Opioids were largely unknown to the general public in 2001, when a Bensalem doctor named Richard G. Paolino was arrested and charged with running a cash practice that distributed hundreds of thousands of OxyContin tablets. The case was chronicled in a three-part Inquirer series. When he was convicted and sentenced to at least 30 years in prison, the judge called his penchant for supplying highly addictive drugs to patients with minor physical ailments “akin to killing a mouse with an atom bomb.” Paolino, 74, remains at the Houtzdale Correctional Institution, west of State College.
Over the years, State Rep. Gene DiGirolamo (R., Bucks), the mayor’s nephew, has given speeches on the floor of the House and submitted numerous bills, most recently one that would raise money to expand treatment by imposing a 10 percent impact fee on opioids sold in Pennsylvania.
“These drug companies have to take responsibility for what went on and what is going on. If they won’t, we have to force them,” said Rep. DiGirolamo, whose son is in recovery from heroin.

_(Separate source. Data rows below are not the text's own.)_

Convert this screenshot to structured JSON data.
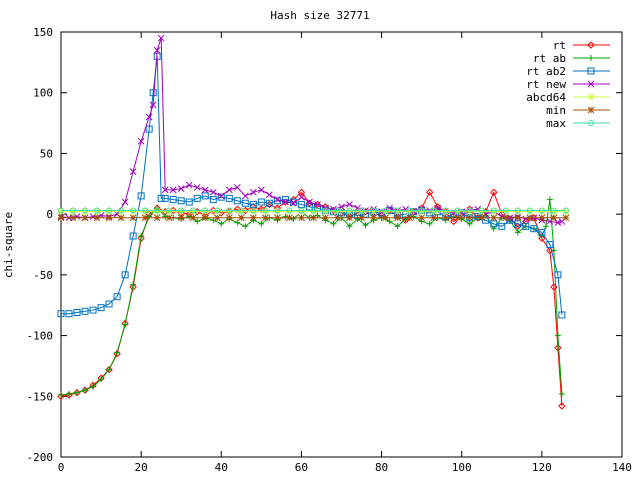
{
  "chart_data": {
    "type": "line",
    "title": "Hash size 32771",
    "xlabel": "",
    "ylabel": "chi-square",
    "xlim": [
      0,
      140
    ],
    "ylim": [
      -200,
      150
    ],
    "xticks": [
      0,
      20,
      40,
      60,
      80,
      100,
      120,
      140
    ],
    "yticks": [
      -200,
      -150,
      -100,
      -50,
      0,
      50,
      100,
      150
    ],
    "grid": false,
    "legend_position": "top-right",
    "series": [
      {
        "name": "rt",
        "color": "#ff0000",
        "marker": "diamond",
        "points": [
          [
            0,
            -150
          ],
          [
            2,
            -149
          ],
          [
            4,
            -147
          ],
          [
            6,
            -145
          ],
          [
            8,
            -141
          ],
          [
            10,
            -135
          ],
          [
            12,
            -128
          ],
          [
            14,
            -115
          ],
          [
            16,
            -90
          ],
          [
            18,
            -60
          ],
          [
            20,
            -20
          ],
          [
            22,
            0
          ],
          [
            24,
            5
          ],
          [
            26,
            2
          ],
          [
            28,
            3
          ],
          [
            30,
            1
          ],
          [
            32,
            0
          ],
          [
            34,
            2
          ],
          [
            36,
            -1
          ],
          [
            38,
            3
          ],
          [
            40,
            1
          ],
          [
            42,
            2
          ],
          [
            44,
            4
          ],
          [
            46,
            3
          ],
          [
            48,
            6
          ],
          [
            50,
            4
          ],
          [
            52,
            8
          ],
          [
            54,
            5
          ],
          [
            56,
            10
          ],
          [
            58,
            12
          ],
          [
            60,
            18
          ],
          [
            62,
            9
          ],
          [
            64,
            8
          ],
          [
            66,
            6
          ],
          [
            68,
            3
          ],
          [
            70,
            1
          ],
          [
            72,
            -2
          ],
          [
            74,
            1
          ],
          [
            76,
            2
          ],
          [
            78,
            0
          ],
          [
            80,
            -1
          ],
          [
            82,
            3
          ],
          [
            84,
            -2
          ],
          [
            86,
            -5
          ],
          [
            88,
            2
          ],
          [
            90,
            5
          ],
          [
            92,
            18
          ],
          [
            94,
            6
          ],
          [
            96,
            2
          ],
          [
            98,
            -6
          ],
          [
            100,
            -2
          ],
          [
            102,
            4
          ],
          [
            104,
            -3
          ],
          [
            106,
            2
          ],
          [
            108,
            18
          ],
          [
            110,
            0
          ],
          [
            112,
            -4
          ],
          [
            114,
            -10
          ],
          [
            116,
            -6
          ],
          [
            118,
            -3
          ],
          [
            120,
            -20
          ],
          [
            122,
            -30
          ],
          [
            123,
            -60
          ],
          [
            124,
            -110
          ],
          [
            125,
            -158
          ]
        ]
      },
      {
        "name": "rt ab",
        "color": "#00a000",
        "marker": "plus",
        "points": [
          [
            0,
            -149
          ],
          [
            2,
            -148
          ],
          [
            4,
            -147
          ],
          [
            6,
            -145
          ],
          [
            8,
            -142
          ],
          [
            10,
            -136
          ],
          [
            12,
            -128
          ],
          [
            14,
            -114
          ],
          [
            16,
            -91
          ],
          [
            18,
            -58
          ],
          [
            20,
            -18
          ],
          [
            22,
            -2
          ],
          [
            24,
            5
          ],
          [
            26,
            -2
          ],
          [
            28,
            -3
          ],
          [
            30,
            -4
          ],
          [
            32,
            -2
          ],
          [
            34,
            -6
          ],
          [
            36,
            -3
          ],
          [
            38,
            -5
          ],
          [
            40,
            -8
          ],
          [
            42,
            -4
          ],
          [
            44,
            -7
          ],
          [
            46,
            -10
          ],
          [
            48,
            -5
          ],
          [
            50,
            -8
          ],
          [
            52,
            -3
          ],
          [
            54,
            -5
          ],
          [
            56,
            -2
          ],
          [
            58,
            -4
          ],
          [
            60,
            2
          ],
          [
            62,
            -3
          ],
          [
            64,
            -1
          ],
          [
            66,
            -5
          ],
          [
            68,
            -8
          ],
          [
            70,
            -3
          ],
          [
            72,
            -10
          ],
          [
            74,
            -4
          ],
          [
            76,
            -9
          ],
          [
            78,
            -5
          ],
          [
            80,
            -3
          ],
          [
            82,
            -6
          ],
          [
            84,
            -10
          ],
          [
            86,
            -4
          ],
          [
            88,
            -2
          ],
          [
            90,
            -6
          ],
          [
            92,
            -8
          ],
          [
            94,
            -3
          ],
          [
            96,
            -5
          ],
          [
            98,
            -2
          ],
          [
            100,
            -4
          ],
          [
            102,
            -8
          ],
          [
            104,
            -3
          ],
          [
            106,
            -1
          ],
          [
            108,
            -12
          ],
          [
            110,
            -3
          ],
          [
            112,
            -5
          ],
          [
            114,
            -15
          ],
          [
            116,
            -10
          ],
          [
            118,
            -12
          ],
          [
            120,
            -18
          ],
          [
            121,
            -10
          ],
          [
            122,
            12
          ],
          [
            123,
            -30
          ],
          [
            124,
            -100
          ],
          [
            125,
            -148
          ]
        ]
      },
      {
        "name": "rt ab2",
        "color": "#0070c0",
        "marker": "square",
        "points": [
          [
            0,
            -82
          ],
          [
            2,
            -82
          ],
          [
            4,
            -81
          ],
          [
            6,
            -80
          ],
          [
            8,
            -79
          ],
          [
            10,
            -77
          ],
          [
            12,
            -74
          ],
          [
            14,
            -68
          ],
          [
            16,
            -50
          ],
          [
            18,
            -18
          ],
          [
            20,
            15
          ],
          [
            22,
            70
          ],
          [
            23,
            100
          ],
          [
            24,
            130
          ],
          [
            25,
            13
          ],
          [
            26,
            13
          ],
          [
            28,
            12
          ],
          [
            30,
            11
          ],
          [
            32,
            10
          ],
          [
            34,
            13
          ],
          [
            36,
            15
          ],
          [
            38,
            12
          ],
          [
            40,
            14
          ],
          [
            42,
            13
          ],
          [
            44,
            11
          ],
          [
            46,
            9
          ],
          [
            48,
            8
          ],
          [
            50,
            10
          ],
          [
            52,
            9
          ],
          [
            54,
            11
          ],
          [
            56,
            12
          ],
          [
            58,
            10
          ],
          [
            60,
            8
          ],
          [
            62,
            6
          ],
          [
            64,
            5
          ],
          [
            66,
            3
          ],
          [
            68,
            2
          ],
          [
            70,
            1
          ],
          [
            72,
            0
          ],
          [
            74,
            -1
          ],
          [
            76,
            0
          ],
          [
            78,
            2
          ],
          [
            80,
            1
          ],
          [
            82,
            3
          ],
          [
            84,
            -1
          ],
          [
            86,
            0
          ],
          [
            88,
            2
          ],
          [
            90,
            3
          ],
          [
            92,
            1
          ],
          [
            94,
            2
          ],
          [
            96,
            -2
          ],
          [
            98,
            0
          ],
          [
            100,
            1
          ],
          [
            102,
            -3
          ],
          [
            104,
            -2
          ],
          [
            106,
            -5
          ],
          [
            108,
            -8
          ],
          [
            110,
            -10
          ],
          [
            112,
            -5
          ],
          [
            114,
            -8
          ],
          [
            116,
            -10
          ],
          [
            118,
            -12
          ],
          [
            120,
            -15
          ],
          [
            122,
            -25
          ],
          [
            124,
            -50
          ],
          [
            125,
            -83
          ]
        ]
      },
      {
        "name": "rt new",
        "color": "#a000c0",
        "marker": "cross",
        "points": [
          [
            0,
            -2
          ],
          [
            2,
            -3
          ],
          [
            4,
            -2
          ],
          [
            6,
            -3
          ],
          [
            8,
            -2
          ],
          [
            10,
            -1
          ],
          [
            12,
            -2
          ],
          [
            14,
            0
          ],
          [
            16,
            10
          ],
          [
            18,
            35
          ],
          [
            20,
            60
          ],
          [
            22,
            80
          ],
          [
            23,
            90
          ],
          [
            24,
            135
          ],
          [
            25,
            145
          ],
          [
            26,
            20
          ],
          [
            28,
            20
          ],
          [
            30,
            21
          ],
          [
            32,
            24
          ],
          [
            34,
            22
          ],
          [
            36,
            20
          ],
          [
            38,
            18
          ],
          [
            40,
            15
          ],
          [
            42,
            20
          ],
          [
            44,
            22
          ],
          [
            46,
            15
          ],
          [
            48,
            18
          ],
          [
            50,
            20
          ],
          [
            52,
            16
          ],
          [
            54,
            12
          ],
          [
            56,
            10
          ],
          [
            58,
            9
          ],
          [
            60,
            14
          ],
          [
            62,
            10
          ],
          [
            64,
            8
          ],
          [
            66,
            5
          ],
          [
            68,
            4
          ],
          [
            70,
            6
          ],
          [
            72,
            8
          ],
          [
            74,
            5
          ],
          [
            76,
            3
          ],
          [
            78,
            4
          ],
          [
            80,
            2
          ],
          [
            82,
            5
          ],
          [
            84,
            3
          ],
          [
            86,
            4
          ],
          [
            88,
            2
          ],
          [
            90,
            4
          ],
          [
            92,
            3
          ],
          [
            94,
            5
          ],
          [
            96,
            2
          ],
          [
            98,
            1
          ],
          [
            100,
            2
          ],
          [
            102,
            3
          ],
          [
            104,
            4
          ],
          [
            106,
            0
          ],
          [
            108,
            2
          ],
          [
            110,
            -2
          ],
          [
            112,
            -3
          ],
          [
            114,
            -2
          ],
          [
            116,
            -4
          ],
          [
            118,
            -3
          ],
          [
            120,
            -5
          ],
          [
            122,
            -6
          ],
          [
            124,
            -7
          ],
          [
            125,
            -6
          ]
        ]
      },
      {
        "name": "abcd64",
        "color": "#c8ff40",
        "marker": "star",
        "points": [
          [
            0,
            2
          ],
          [
            126,
            2
          ]
        ]
      },
      {
        "name": "min",
        "color": "#a05000",
        "marker": "asterisk",
        "points": [
          [
            0,
            -3
          ],
          [
            126,
            -3
          ]
        ]
      },
      {
        "name": "max",
        "color": "#40e0a0",
        "marker": "circle",
        "points": [
          [
            0,
            3
          ],
          [
            126,
            3
          ]
        ]
      }
    ]
  }
}
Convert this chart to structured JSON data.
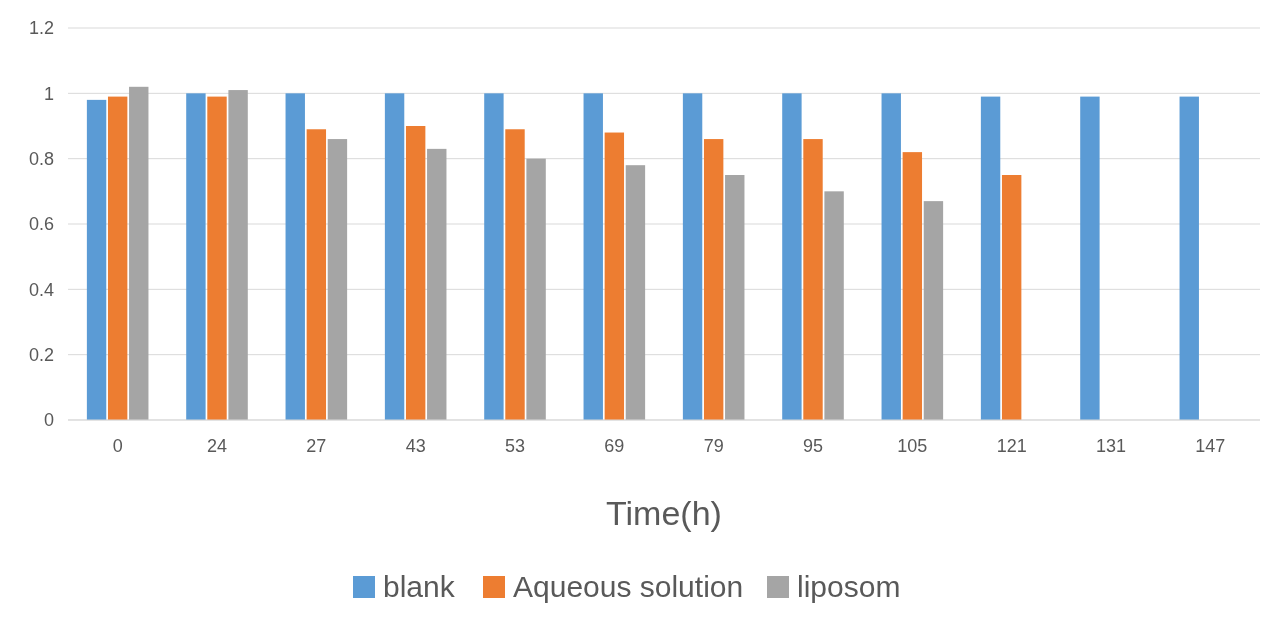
{
  "chart_data": {
    "type": "bar",
    "xlabel": "Time(h)",
    "categories": [
      "0",
      "24",
      "27",
      "43",
      "53",
      "69",
      "79",
      "95",
      "105",
      "121",
      "131",
      "147"
    ],
    "series": [
      {
        "name": "blank",
        "color": "#5b9bd5",
        "values": [
          0.98,
          1.0,
          1.0,
          1.0,
          1.0,
          1.0,
          1.0,
          1.0,
          1.0,
          0.99,
          0.99,
          0.99
        ]
      },
      {
        "name": "Aqueous solution",
        "color": "#ed7d31",
        "values": [
          0.99,
          0.99,
          0.89,
          0.9,
          0.89,
          0.88,
          0.86,
          0.86,
          0.82,
          0.75,
          null,
          null
        ]
      },
      {
        "name": "liposom",
        "color": "#a5a5a5",
        "values": [
          1.02,
          1.01,
          0.86,
          0.83,
          0.8,
          0.78,
          0.75,
          0.7,
          0.67,
          null,
          null,
          null
        ]
      }
    ],
    "ylim": [
      0,
      1.2
    ],
    "yticks": [
      0,
      0.2,
      0.4,
      0.6,
      0.8,
      1,
      1.2
    ],
    "grid": "y",
    "legend": "bottom"
  }
}
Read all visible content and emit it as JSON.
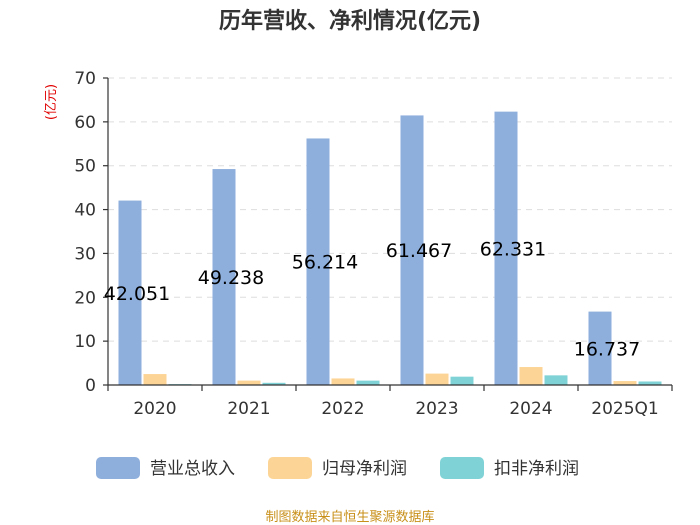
{
  "chart_data": {
    "type": "bar",
    "title": "历年营收、净利情况(亿元)",
    "ylabel": "(亿元)",
    "xlabel": "",
    "ylim": [
      0,
      70
    ],
    "yticks": [
      0,
      10,
      20,
      30,
      40,
      50,
      60,
      70
    ],
    "categories": [
      "2020",
      "2021",
      "2022",
      "2023",
      "2024",
      "2025Q1"
    ],
    "series": [
      {
        "name": "营业总收入",
        "color": "#8eaedc",
        "values": [
          42.051,
          49.238,
          56.214,
          61.467,
          62.331,
          16.737
        ],
        "show_labels": true
      },
      {
        "name": "归母净利润",
        "color": "#fcd596",
        "values": [
          2.5,
          1.0,
          1.5,
          2.6,
          4.1,
          0.9
        ],
        "show_labels": false
      },
      {
        "name": "扣非净利润",
        "color": "#7fd3d6",
        "values": [
          0.2,
          0.5,
          1.0,
          1.9,
          2.2,
          0.8
        ],
        "show_labels": false
      }
    ],
    "data_labels": [
      "42.051",
      "49.238",
      "56.214",
      "61.467",
      "62.331",
      "16.737"
    ],
    "grid": true,
    "legend_position": "bottom-center"
  },
  "footer": {
    "source": "制图数据来自恒生聚源数据库"
  }
}
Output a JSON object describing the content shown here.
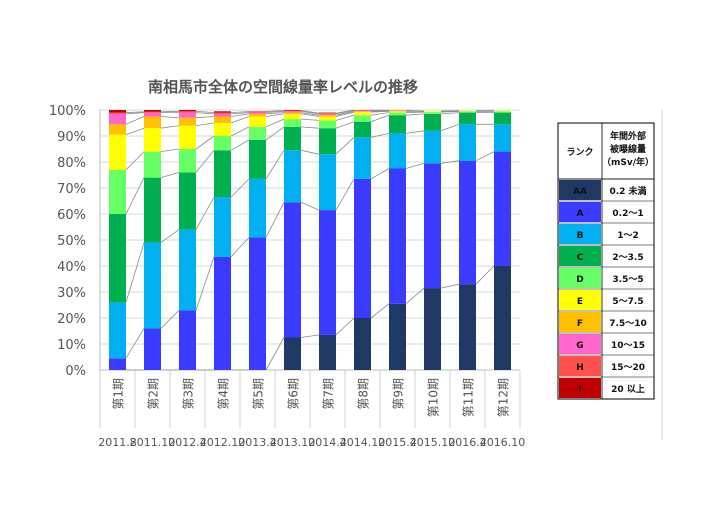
{
  "chart_data": {
    "type": "bar",
    "stacked": true,
    "normalized": true,
    "title": "南相馬市全体の空間線量率レベルの推移",
    "categories": [
      "第1期",
      "第2期",
      "第3期",
      "第4期",
      "第5期",
      "第6期",
      "第7期",
      "第8期",
      "第9期",
      "第10期",
      "第11期",
      "第12期"
    ],
    "dates": [
      "2011.8",
      "2011.10",
      "2012.4",
      "2012.10",
      "2013.4",
      "2013.10",
      "2014.4",
      "2014.10",
      "2015.4",
      "2015.10",
      "2016.4",
      "2016.10"
    ],
    "ylim": [
      0,
      100
    ],
    "yticks": [
      "0%",
      "10%",
      "20%",
      "30%",
      "40%",
      "50%",
      "60%",
      "70%",
      "80%",
      "90%",
      "100%"
    ],
    "grid": true,
    "series": [
      {
        "name": "AA",
        "range": "0.2 未満",
        "color": "#1f3864",
        "values": [
          0,
          0,
          0,
          0,
          0,
          12.5,
          13.5,
          20,
          25.5,
          31.5,
          33,
          40
        ]
      },
      {
        "name": "A",
        "range": "0.2〜1",
        "color": "#3b3bff",
        "values": [
          4.5,
          16,
          23,
          43.5,
          51,
          52,
          48,
          53.5,
          52,
          48,
          47.5,
          44
        ]
      },
      {
        "name": "B",
        "range": "1〜2",
        "color": "#00b0f0",
        "values": [
          21.5,
          33,
          31,
          23,
          22.5,
          20,
          21.5,
          16,
          13.5,
          12.5,
          14,
          10.5
        ]
      },
      {
        "name": "C",
        "range": "2〜3.5",
        "color": "#00b050",
        "values": [
          34,
          25,
          22,
          18,
          15,
          9,
          10,
          6,
          7,
          6.5,
          4.5,
          4.5
        ]
      },
      {
        "name": "D",
        "range": "3.5〜5",
        "color": "#66ff66",
        "values": [
          17,
          10,
          9,
          5.5,
          5,
          3,
          3,
          2.5,
          1,
          0.7,
          0.5,
          0.5
        ]
      },
      {
        "name": "E",
        "range": "5〜7.5",
        "color": "#ffff00",
        "values": [
          13.5,
          9,
          9,
          5,
          4,
          2,
          1.5,
          1.2,
          0.5,
          0.3,
          0.2,
          0.2
        ]
      },
      {
        "name": "F",
        "range": "7.5〜10",
        "color": "#ffc000",
        "values": [
          4,
          4.5,
          3,
          2.5,
          1,
          0.5,
          0.5,
          0.3,
          0.2,
          0,
          0,
          0
        ]
      },
      {
        "name": "G",
        "range": "10〜15",
        "color": "#ff66cc",
        "values": [
          4,
          1.5,
          2,
          1,
          0.5,
          0.5,
          0.5,
          0.3,
          0.1,
          0,
          0,
          0
        ]
      },
      {
        "name": "H",
        "range": "15〜20",
        "color": "#ff5050",
        "values": [
          0.5,
          0.3,
          0.5,
          0.5,
          0.4,
          0.3,
          0.3,
          0.2,
          0.1,
          0,
          0,
          0
        ]
      },
      {
        "name": "I",
        "range": "20 以上",
        "color": "#c00000",
        "values": [
          1,
          0.7,
          0.5,
          0.5,
          0.1,
          0.2,
          0.2,
          0,
          0,
          0,
          0,
          0
        ]
      }
    ],
    "legend": {
      "placement": "right",
      "header_rank": "ランク",
      "header_dose": [
        "年間外部",
        "被曝線量",
        "（mSv/年）"
      ]
    }
  }
}
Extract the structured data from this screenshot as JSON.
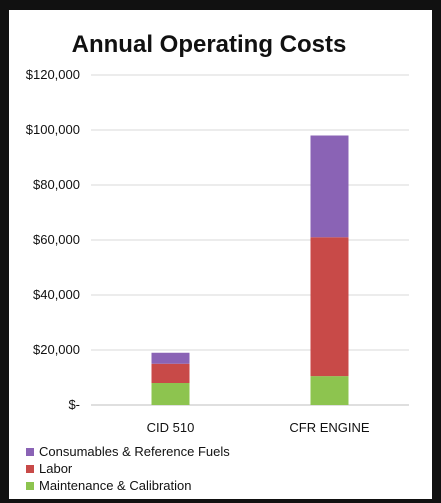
{
  "chart_data": {
    "type": "bar",
    "stacked": true,
    "title": "Annual Operating Costs",
    "categories": [
      "CID 510",
      "CFR ENGINE"
    ],
    "y_ticks": [
      "$-",
      "$20,000",
      "$40,000",
      "$60,000",
      "$80,000",
      "$100,000",
      "$120,000"
    ],
    "ylim": [
      0,
      120000
    ],
    "grid": true,
    "legend_position": "bottom",
    "series": [
      {
        "name": "Maintenance & Calibration",
        "values": [
          8000,
          10500
        ],
        "color": "#8dc44f"
      },
      {
        "name": "Labor",
        "values": [
          7000,
          50500
        ],
        "color": "#c84a48"
      },
      {
        "name": "Consumables & Reference Fuels",
        "values": [
          4000,
          37000
        ],
        "color": "#8a63b5"
      }
    ],
    "legend_order": [
      "Consumables & Reference Fuels",
      "Labor",
      "Maintenance & Calibration"
    ]
  }
}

DiGirolamo said that his wish would be that multiple suits across the country lead to a master settlement like that negotiated with the tobacco industry.
That would be “the companies’ biggest fear,” said Roseann B. Termini, an adjunct professor at Widener University Delaware Law School and author of the textbook Food and Drug Law.
In a statement released Wednesday, Shapiro said, “This is a big fight and it takes the chief law enforcement officers of states around the country working together to win it.”
The Bensalem suit is expected to be filed in state court within several weeks.